4. La taxe annuelle sur les véhicules polluants a été instituée à l'article 75 de la loi du 30 décembre 2008 de finances rectificative pour 2008, qui a créé l'ancien article 1011 ter du code général des impôts. Cet article a été inséré dans la première partie de ce code, consacrée aux " impôts d'Etat ", non pas dans l'un des titres dédiés aux impôts et aux taxes diverses, mais dans le titre IV, dédié à l'enregistrement, à la publicité foncière, au timbre, et plus spécialement dans le chapitre III (" autres droits et taxes "), à la section IV bis consacrée au malus applicable aux voitures particulières les plus polluantes. Il suit de là que la taxe annuelle sur les véhicules polluants de l'ancien article 1011 ter du code général des impôts, dont le titre de perception litigieux a pour objet d'assurer le recouvrement, relève de la catégorie des droits de timbre. Par suite, en application de l'article L. 199 du livre des procédures fiscales, précité, les conclusions tendant à l'annulation de ce titre et de la décision implicite de rejet du recours gracieux du requérant doivent être présentées devant le tribunal judiciaire compétent. Il n'appartient donc pas à la juridiction administrative d'en connaître.

5. Il résulte de ce qui précède que la requête de M. B ne peut qu'être rejetée, comme portée devant un ordre de juridiction incompétent pour en connaître.

D E C I D E :

Article 1er : La requête de M. B est rejetée comme portée devant une juridiction incompétente pour en connaître.

Article 2 : Le présent jugement sera notifié à M. A B et au ministre de l'économie, des finances et de la souveraineté industrielle et numérique.

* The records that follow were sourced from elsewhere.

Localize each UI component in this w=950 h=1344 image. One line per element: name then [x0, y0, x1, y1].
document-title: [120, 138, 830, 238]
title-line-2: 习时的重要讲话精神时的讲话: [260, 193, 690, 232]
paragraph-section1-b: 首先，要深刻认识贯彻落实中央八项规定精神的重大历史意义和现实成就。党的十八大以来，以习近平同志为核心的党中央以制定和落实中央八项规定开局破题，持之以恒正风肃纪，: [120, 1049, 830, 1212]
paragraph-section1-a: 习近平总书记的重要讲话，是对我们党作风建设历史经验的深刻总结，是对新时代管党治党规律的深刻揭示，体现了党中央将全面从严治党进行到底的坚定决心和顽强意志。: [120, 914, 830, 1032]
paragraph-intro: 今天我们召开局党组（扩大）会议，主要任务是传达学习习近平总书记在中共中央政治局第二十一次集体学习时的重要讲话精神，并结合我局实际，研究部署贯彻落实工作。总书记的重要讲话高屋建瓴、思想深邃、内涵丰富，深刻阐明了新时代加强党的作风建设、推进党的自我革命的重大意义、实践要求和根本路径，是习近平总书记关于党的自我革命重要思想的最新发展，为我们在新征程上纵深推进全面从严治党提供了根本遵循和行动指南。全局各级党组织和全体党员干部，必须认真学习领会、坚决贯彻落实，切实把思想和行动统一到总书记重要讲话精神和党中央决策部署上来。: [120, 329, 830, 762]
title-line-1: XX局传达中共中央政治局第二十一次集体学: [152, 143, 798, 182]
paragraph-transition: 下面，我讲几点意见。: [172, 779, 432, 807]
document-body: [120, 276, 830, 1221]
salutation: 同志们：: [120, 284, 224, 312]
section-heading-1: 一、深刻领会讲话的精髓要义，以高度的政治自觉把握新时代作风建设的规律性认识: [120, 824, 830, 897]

Copie en sera adressée au préfet du Nord et au directeur des créances spéciales du trésor.

Délibéré après l'audience du 23 mai 2024, à laquelle siégeaient :

- M. Chevaldonnet, président,

- M. Borget, premier conseiller,

- Mme Leclère, première conseillère.

Rendu public par mise à disposition au greffe le 13 juin 2024.

Le président-rapporteur,

Signé

B. CHEVALDONNET

L'assesseur le plus ancien

dans l'ordre du tableau,

Signé

J. BORGETLa greffière,

Signé

M. C

La République mande et ordonne au ministre de l'économie, des finances et de la souveraineté industrielle et numérique ce en ce qui le concerne ou à tous commissaires de justice à ce requis en ce qui concerne les voies de droit commun, contre les parties privées, de pourvoir à l'exécution de la présente décision.